5. Bölüm (Davet bölümü 2)

17 6 7
                                    

Bölümde ki davet için gittikleri yer yukarıda verilmiştir. Bölüm şarkısı için sağa doğru kaydırın😊

---

Kafamı iki yana sallayıp arabaya ilerledim. Gerçekten böyle bir şeyin aklıma gelmesi çok saçma. Ne yani koşup bana sarılacağını gerçek olduğunu düşünmem...

Arbaya gelince kapıyı Mark açtı ve içeri girip oturdum.
Başkan William "Hoşgeldin." Dediğinde "Hoşbuldum." Deyip eteğin uçlarını tutmayı bıraktım.

Başkan William"Heyecanlı olmalısın ? Sonuçta başrol olmayalı uzun zaman oldu." Dediğinde ne ima ettiğini anladım ve derin nefes verdim.
"O konu kapandı sanıyordum. Bir daha o görev hakkında konuşmayacaktınız. " dedim ve kaşlarımı çattım. "Biliyorsunuz ki benimde sizin hakkınızda özel bil-" diyecekken sözümü kesti.

Başkan William "Ah ah şakacı Kate. Senin bu halini çok beğeniyorum. " dedi ve sırıttı.

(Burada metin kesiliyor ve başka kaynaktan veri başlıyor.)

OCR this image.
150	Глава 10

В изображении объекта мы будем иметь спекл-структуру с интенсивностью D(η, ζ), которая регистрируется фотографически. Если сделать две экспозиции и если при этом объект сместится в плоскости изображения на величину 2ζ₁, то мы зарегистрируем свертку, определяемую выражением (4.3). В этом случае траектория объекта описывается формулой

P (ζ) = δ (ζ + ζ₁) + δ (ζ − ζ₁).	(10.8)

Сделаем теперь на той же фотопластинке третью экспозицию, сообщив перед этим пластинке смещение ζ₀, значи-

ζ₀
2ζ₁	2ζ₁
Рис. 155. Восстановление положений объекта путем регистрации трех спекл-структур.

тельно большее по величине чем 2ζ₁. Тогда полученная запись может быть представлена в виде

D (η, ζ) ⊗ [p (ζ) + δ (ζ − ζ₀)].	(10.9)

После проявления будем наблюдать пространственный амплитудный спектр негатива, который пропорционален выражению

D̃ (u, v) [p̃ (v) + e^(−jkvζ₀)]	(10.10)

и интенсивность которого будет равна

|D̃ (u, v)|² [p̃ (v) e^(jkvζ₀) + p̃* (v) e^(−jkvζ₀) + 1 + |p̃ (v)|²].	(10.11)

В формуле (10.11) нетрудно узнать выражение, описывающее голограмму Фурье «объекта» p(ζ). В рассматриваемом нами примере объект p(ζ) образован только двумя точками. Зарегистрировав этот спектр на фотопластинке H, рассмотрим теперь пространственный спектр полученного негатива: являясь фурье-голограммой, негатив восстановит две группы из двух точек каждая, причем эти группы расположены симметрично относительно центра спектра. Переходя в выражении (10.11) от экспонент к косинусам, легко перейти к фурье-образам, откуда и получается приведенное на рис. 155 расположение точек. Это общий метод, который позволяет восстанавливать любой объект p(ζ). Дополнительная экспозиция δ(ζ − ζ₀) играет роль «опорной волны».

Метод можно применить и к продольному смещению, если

Mark bize dönüp"Efendim bölmek istemem konuşmanızı ama geldik." Deyip mahçup bir şekilde gülümsedi. Mark arabadan inip benim olduğum yerin kapısını açtığında arabadan indim. Aynı şekli başkan William'a da yapınca düğmelerini ilikleyip giriş kapısını açtı.

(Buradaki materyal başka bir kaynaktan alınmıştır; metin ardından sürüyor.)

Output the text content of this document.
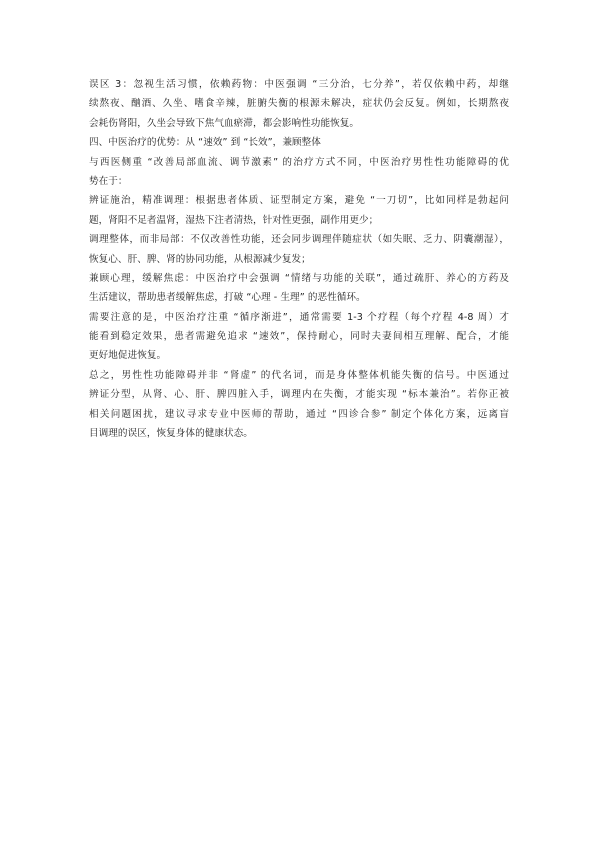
误区 3：忽视生活习惯，依赖药物：中医强调 “三分治，七分养”，若仅依赖中药，却继
续熬夜、酗酒、久坐、嗜食辛辣，脏腑失衡的根源未解决，症状仍会反复。例如，长期熬夜
会耗伤肾阳，久坐会导致下焦气血瘀滞，都会影响性功能恢复。
四、中医治疗的优势：从 “速效” 到 “长效”，兼顾整体
与西医侧重 “改善局部血流、调节激素” 的治疗方式不同，中医治疗男性性功能障碍的优
势在于：
辨证施治，精准调理：根据患者体质、证型制定方案，避免 “一刀切”，比如同样是勃起问
题，肾阳不足者温肾，湿热下注者清热，针对性更强，副作用更少；
调理整体，而非局部：不仅改善性功能，还会同步调理伴随症状（如失眠、乏力、阴囊潮湿），
恢复心、肝、脾、肾的协同功能，从根源减少复发；
兼顾心理，缓解焦虑：中医治疗中会强调 “情绪与功能的关联”，通过疏肝、养心的方药及
生活建议，帮助患者缓解焦虑，打破 “心理 - 生理” 的恶性循环。
需要注意的是，中医治疗注重 “循序渐进”，通常需要 1-3 个疗程（每个疗程 4-8 周）才
能看到稳定效果，患者需避免追求 “速效”，保持耐心，同时夫妻间相互理解、配合，才能
更好地促进恢复。
总之，男性性功能障碍并非 “肾虚” 的代名词，而是身体整体机能失衡的信号。中医通过
辨证分型，从肾、心、肝、脾四脏入手，调理内在失衡，才能实现 “标本兼治”。若你正被
相关问题困扰，建议寻求专业中医师的帮助，通过 “四诊合参” 制定个体化方案，远离盲
目调理的误区，恢复身体的健康状态。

Başkan William -Artık sadece William- koluma girip kulağıma eğildi. "Gülümse bari Kate." Dediğinde sanki komik bir şey söylemiş gibi kahkaha attım. "Aferin." Deyip geri çekildi.

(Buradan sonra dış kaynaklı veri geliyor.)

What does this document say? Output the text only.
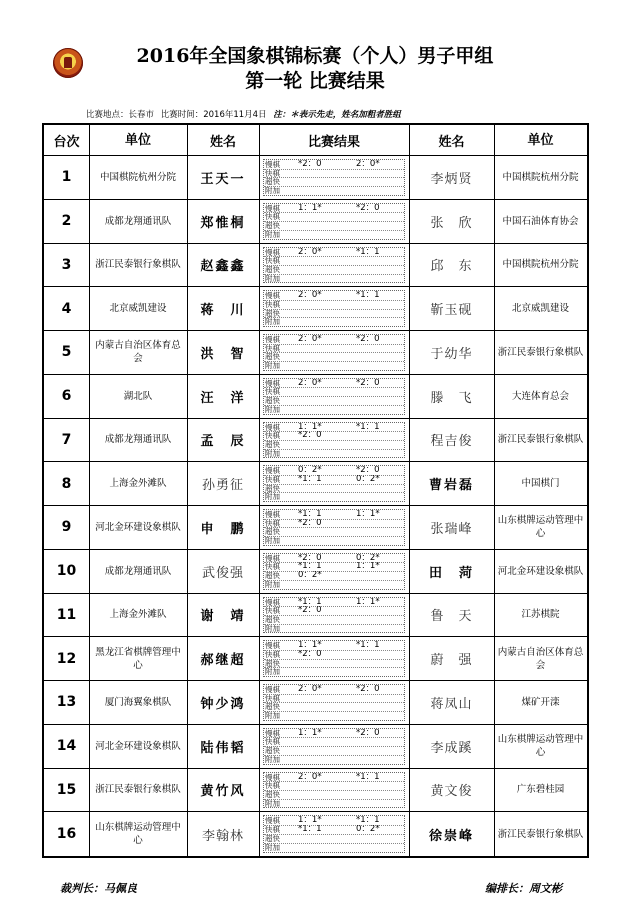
2016年全国象棋锦标赛（个人）男子甲组
第一轮 比赛结果
比赛地点：长春市 比赛时间：2016年11月4日 注：＊表示先走，姓名加粗者胜组
台次	单位	姓名	比赛结果	姓名	单位
1	中国棋院杭州分院	王天一
慢棋 *2：0	2：0*
快棋
超快
附加
李炳贤	中国棋院杭州分院
2	成都龙翔通讯队	郑惟桐
慢棋 1：1*	*2：0
快棋
超快
附加
张　欣	中国石油体育协会
3	浙江民泰银行象棋队	赵鑫鑫
慢棋 2：0*	*1：1
快棋
超快
附加
邱　东	中国棋院杭州分院
4	北京威凯建设	蒋　川
慢棋 2：0*	*1：1
快棋
超快
附加
靳玉砚	北京威凯建设
5	内蒙古自治区体育总会	洪　智
慢棋 2：0*	*2：0
快棋
超快
附加
于幼华	浙江民泰银行象棋队
6	湖北队	汪　洋
慢棋 2：0*	*2：0
快棋
超快
附加
滕　飞	大连体育总会
7	成都龙翔通讯队	孟　辰
慢棋 1：1*	*1：1
快棋 *2：0
超快
附加
程吉俊	浙江民泰银行象棋队
8	上海金外滩队	孙勇征
慢棋 0：2*	*2：0
快棋 *1：1	0：2*
超快
附加
曹岩磊	中国棋门
9	河北金环建设象棋队	申　鹏
慢棋 *1：1	1：1*
快棋 *2：0
超快
附加
张瑞峰
山东棋牌运动管理中心
10	成都龙翔通讯队	武俊强
慢棋 *2：0	0：2*
快棋 *1：1	1：1*
超快 0：2*
附加
田　菏	河北金环建设象棋队
11	上海金外滩队	谢　靖
慢棋 *1：1	1：1*
快棋 *2：0
超快
附加
鲁　天	江苏棋院
12	黑龙江省棋牌管理中心	郝继超
慢棋 1：1*	*1：1
快棋 *2：0
超快
附加
蔚　强
内蒙古自治区体育总会
13	厦门海翼象棋队	钟少鸿
慢棋 2：0*	*2：0
快棋
超快
附加
蒋凤山	煤矿开滦
14	河北金环建设象棋队	陆伟韬
慢棋 1：1*	*2：0
快棋
超快
附加
李成蹊
山东棋牌运动管理中心
15	浙江民泰银行象棋队	黄竹风
慢棋 2：0*	*1：1
快棋
超快
附加
黄文俊	广东碧桂园
16	山东棋牌运动管理中心	李翰林
慢棋 1：1*	*1：1
快棋 *1：1	0：2*
超快
附加
徐崇峰	浙江民泰银行象棋队
裁判长：马佩良	编排长：周文彬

Kapıdan içeri girince çok kalabalık bir yer olduğunu gördüm. Bazıları kendi halindeyken bazıları da dans edenleri izliyordu. Bizimkilerin nerede olduğuna bakmaya çalıştım ama göremeyince William'a döndüm.

"Bizimkiler nerede ?" Dediğimde "Şuan onlara gerek yok sen görevini düşün. " dediğinde kaşlarımı çattım. "Onlar da görevin içinde. "

William "Hiç bir şey bilmiyorsun. David sana söylememiş demek." Dedi ve sırıttı. "Onlar sonra gelecek. Sen o odaya çıkınca anca gelirler." Dedi ve koltuğa oturdu. "Yanıma gelsene Kate." Diyerek elini yanındaki boşluğa vurdu.

Ben olduğum yerde kalmış dediğini idrak etmeye çalışıyordum.

"Hiç bir şey bilmiyorsun. David sana söylememiş demek."

Kafamı iki yana salladım. Görevde takım takım olurduk. Nasıl söylemezdi bana hiç bir şey ?

Yanına oturdum ve "Senden ve kurallarından nefret ediyorum." Diye rahatça konuştuğumda "Kate senin bu huyunuda seviyorum. " dedi ve bana yaklaştı. "Çete üyesi Robert geliyor yanımıza. Hadi biraz canlan." Dedi ve gülerek benden ayrıldı.

Robert "Sizi görmek çok güzel Bay William." Dedi ve gülümseyip elini uzattı. "Bende seni gördüğüme sevindim Robert." Diyerek tokalaştılar.

Robert bana döndü ve William'a sordu."Bu güzel bayanda kim William ? " deyip elimi nazilçe tuttup dudaklarıma götürdü.
"Kate. Adım Kate." Dedim ve gülümsedim. Lanet olsun o dudaklarını çek ellerimden !

Robert , William'a döndü."Sevgiline ne oldu ? Ayrıldınız mı yoksa ?!" Dedi tek kaşını kaldırdı.
William "Ah! benim sevgilim yok Robert. Kate benim yakın bir dostum." Dedi ve bana döndü.

Eliyle Robert'ı gösterdi. "Robert benim en yakın arkadaşımdır Kate." Diyerek güldü. Ne kadar 'bok en iyi arkadaşın' demek istesemde. Bu isteği geri çevirdim.

Robert "Neyse diğerlerine de merhaba demeliyim." Dedi ve bana baktı. "Sizinle tanıştığıma çok memnun oldum Bayan Kate." Dedi ve muzipçe gülümsedi.

Yanımızdan ayrıldığında William "Adamı ilk diyalogda kendine çektiğine inanamıyorum Kate. Tabii bu güzelliğe kim hayır demez." Dedi ve yerine oturdu.